To actually use the Lazarus IDE I also installed a VNC server and hence also a small as possible window manager, I played around with some simple one, most old simple window managers are very annoying (e.g. twm) but icewm seems to be nice (looks like Java though).
And why docker? It’s much easier to keep the software up to date and there are automatically running scripts to create, modify and start them. But there are some drawbacks. The first compilation of a LCL program for any Amiga-style system will need a long time (as seen in the video), because it will compile the whole LCL. This will happen for every start of the docker container. This is good to have a clean compilation of LCL (especially when developing on the actual LCL) but a bit annoying when only compile simple programs. There should be some ways around it. But for now for me that’s good enough.
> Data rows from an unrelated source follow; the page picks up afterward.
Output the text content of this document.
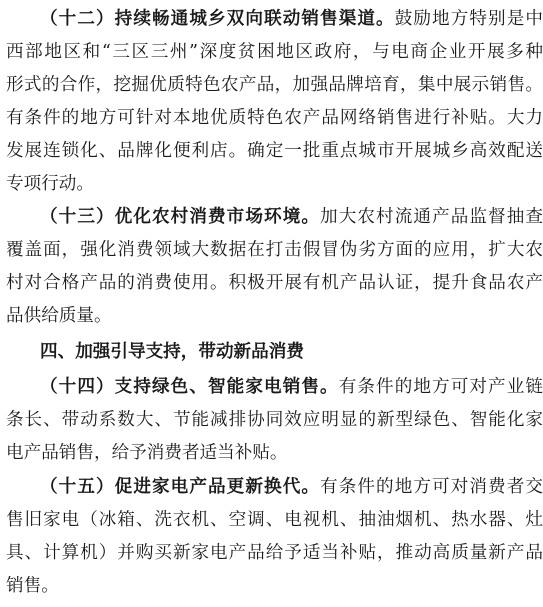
（十二）持续畅通城乡双向联动销售渠道。鼓励地方特别是中
西部地区和“三区三州”深度贫困地区政府，与电商企业开展多种
形式的合作，挖掘优质特色农产品，加强品牌培育，集中展示销售。
有条件的地方可针对本地优质特色农产品网络销售进行补贴。大力
发展连锁化、品牌化便利店。确定一批重点城市开展城乡高效配送
专项行动。
（十三）优化农村消费市场环境。加大农村流通产品监督抽查
覆盖面，强化消费领域大数据在打击假冒伪劣方面的应用，扩大农
村对合格产品的消费使用。积极开展有机产品认证，提升食品农产
品供给质量。
四、加强引导支持，带动新品消费
（十四）支持绿色、智能家电销售。有条件的地方可对产业链
条长、带动系数大、节能减排协同效应明显的新型绿色、智能化家
电产品销售，给予消费者适当补贴。
（十五）促进家电产品更新换代。有条件的地方可对消费者交
售旧家电（冰箱、洗衣机、空调、电视机、抽油烟机、热水器、灶
具、计算机）并购买新家电产品给予适当补贴，推动高质量新产品
销售。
You know the online FPC compiler, right? Until now it was only with soft float because usually that is enough. But I added now a possibility also compile with FPU enabled (therefore the resulting program will need a FPU, but will run much faster). For example the raycaster I presented the last days only runs this fast with FPU. And because it’s just a single file, it is perfect for the online FPC compiler, Have fun!